LAN Address: 192.168.20.1
Gateway: 100.96.x.x
WAN Address: 100.96.y.z
DHCP server range from 192.168.20.2 - 192.168.20.254

My Netgear router has a wired connection to the ISP-router and shows:

IP Address: 192.168.1.1
Internet IP Address: 192.168.20.2
Gateway: 192.168.20.1
DHCP server range from 192.168.1.2 - 192.168.1.254

All clients connect to the Netgear router; it handles DHCP, DNS, etc. The RPI has a wired connection to the Netgear, and has IP 192.168.1.22.

AFAICT it is this double-router config causing something like double-NAT (maybe with CGNAT as well? as described on https://support.plex.tv/articles/200931138-troubleshooting-remote-access/). If I knew which external port Plex wants to use, I could set up double-port forwarding from that port. Alternatively if I could configure the port myself in Plex, I could do the same. Are either possible, and is that a good solution?

Otherwise, am I right in thinking my other options are:

  • try to turn my ISP-router into a bridge (no idea if that is possible and I’m reluctant to touch it);
  • try to disable NAT on the ISP-router;
  • … ?

Yes - from an ssh session to the RPI.

  1. you can’t just temp connect the Pi straight to the ISP router and bypass the netgear to see what happens?

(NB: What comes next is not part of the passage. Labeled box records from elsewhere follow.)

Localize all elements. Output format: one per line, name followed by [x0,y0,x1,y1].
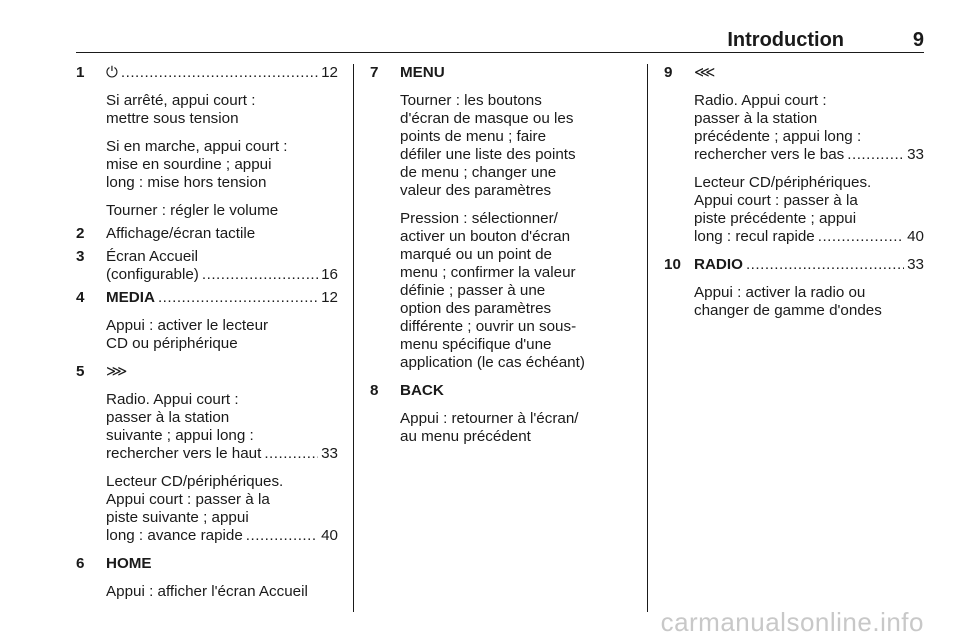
page-reference[interactable]: 12 [321,64,338,81]
entry-number: 4 [76,289,85,306]
paragraph [400,210,630,372]
dot-leader [158,289,318,307]
paragraph [400,410,630,446]
section-title: Introduction [727,29,844,51]
text-line: rechercher vers le haut [106,445,262,462]
dot-leader [264,445,318,463]
text-line: au menu précédent [400,428,531,445]
text-line: Appui court : passer à la [106,491,270,508]
entry-number: 10 [664,256,681,273]
page-reference[interactable]: 40 [907,228,924,245]
entry-2 [76,225,338,243]
seek-forward-icon: ⋙ [106,363,128,380]
text-line: activer un bouton d'écran [400,228,571,245]
text-line: Lecteur CD/périphériques. [694,174,872,191]
text-line: Si arrêté, appui court : [106,92,256,109]
control-label: MENU [400,64,445,81]
text-line: application (le cas échéant) [400,354,585,371]
entry-number: 5 [76,363,85,380]
text-line: Appui court : passer à la [694,192,858,209]
paragraph [106,583,338,601]
dot-leader [246,527,318,545]
control-label: RADIO [694,256,743,273]
page-reference[interactable]: 33 [321,445,338,462]
text-line: de menu ; changer une [400,164,557,181]
entry-number: 8 [370,382,379,399]
text-line: passer à la station [694,110,818,127]
text-line: option des paramètres [400,300,552,317]
paragraph [106,138,338,192]
text-line: menu spécifique d'une [400,336,552,353]
paragraph [106,202,338,220]
text-line: points de menu ; faire [400,128,547,145]
text-line: Radio. Appui court : [106,391,239,408]
entry-6 [76,555,338,601]
text-line: défiler une liste des points [400,146,576,163]
text-line: Appui : afficher l'écran Accueil [106,583,308,600]
text-line: mettre sous tension [106,110,239,127]
entry-5 [76,363,338,545]
entry-7 [370,64,630,372]
text-line: suivante ; appui long : [106,427,254,444]
control-label: MEDIA [106,289,155,306]
text-line: mise en sourdine ; appui [106,156,272,173]
text-line: menu ; confirmer la valeur [400,264,576,281]
text-line: CD ou périphérique [106,335,238,352]
control-label: BACK [400,382,444,399]
entry-number: 3 [76,248,85,265]
text-line: Appui : activer le lecteur [106,317,269,334]
text-line: Pression : sélectionner/ [400,210,558,227]
paragraph [694,284,924,320]
paragraph [106,92,338,128]
entry-number: 1 [76,64,85,81]
column-2 [370,64,630,446]
entry-number: 7 [370,64,379,81]
seek-backward-icon: ⋘ [694,64,716,81]
entry-1 [76,64,338,220]
text-line: différente ; ouvrir un sous- [400,318,577,335]
text-line: valeur des paramètres [400,182,552,199]
paragraph [106,317,338,353]
entry-text: Affichage/écran tactile [106,225,256,242]
column-3 [664,64,924,320]
paragraph [106,391,338,463]
entry-9 [664,64,924,246]
paragraph [694,92,924,164]
entry-text: Écran Accueil [106,248,199,265]
text-line: piste suivante ; appui [106,509,249,526]
column-1 [76,64,338,601]
entry-10 [664,256,924,320]
text-line: long : recul rapide [694,228,815,245]
text-line: définie ; passer à une [400,282,546,299]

You config looks solid with the double router setup, but something is not liking something.
  2. Plex always runs on port 32400. With uPNP Plex and your router have a chat a decide a random port. Without uPNP it up to you to decide the external port based on your manual port forward rule. The only constant here is Plex is always always listening on 32400 - everything else is your config. I assume you have but you’ll need to do a double port forward.
    ISP router: WANIP:32400 → 192.168.20.2:32400
    Netgear router: 192.168.20.2:32400 → 192.168.1.22:32400
  3. Is the random IP address 192.18.1.1 or 198.18.1.1? - your first post and your logs show the later which is a much weirder thing to be happening as that is a special reserved range.

OK, thanks - I tried that yesterday but without success;

Good catch - you and my first post are correct, it is 198.18.1.1. @ChuckPa’s last msg mistyped it and I didn’t notice.

I’ve just switched my ISP router to bridged mode, which I thought would solve everything, but unfortunately it didn’t help.

With all my various attempts I thought a new clean install might help, so I apt purged and manual rmed all Plex files, reinstalled from the downloaded .deb, double-checked all files are owned by user plex and tried again … with no change.

I tried a new port forward from my Netgear router (the ISP router is in bridge mode now and shouldn’t need any forwarding there), but that doesn’t work.

I tried the token/curl process @ChuckPa described earlier, with the same 500/server error result.

My Netgear router UPnP page shows a mapping has been auto-set up - “int. port” of 32400 being mapped to an “ext port” of 14988 for my RPI IP. Just in case, I added a port forward of ext 14988 to int 32400 for my RPI IP, but it didn’t help.

I am attaching fresh logs from today’s re-install and attempts, but AFAICT there is nothing new there.

Plex Media Server Logs_2022-02-22_15-32-13.zip (107.9 KB)

I’ve just asked my provider to disable CG-NAT, and it still doesn’t help. I’m at my wits’ end now, I have nothing left to try.

In case anyone still has patience and any suggestions, here’s where things stand now:

ISP-router is in bridge mode, it should be entirely out of the picture;

Netgear router:

IP Address: 192.168.1.1
Internet IP Address: 167.x.x.x → this matches what I see at eg https://www.whatismyip.com/, no double-nat, no CGNAT, nice and simple;
Gateway: 167.x.y.z
DHCP server range from 192.168.1.2 - 192.168.1.254

I’ve removed my previous port-forwarding attempts. ipv6 is disabled.

Logs of a fresh server start and claim attempt attached, though AFAIK errors are the same as previously, and the mysterious 198.18.1.1 still shows up.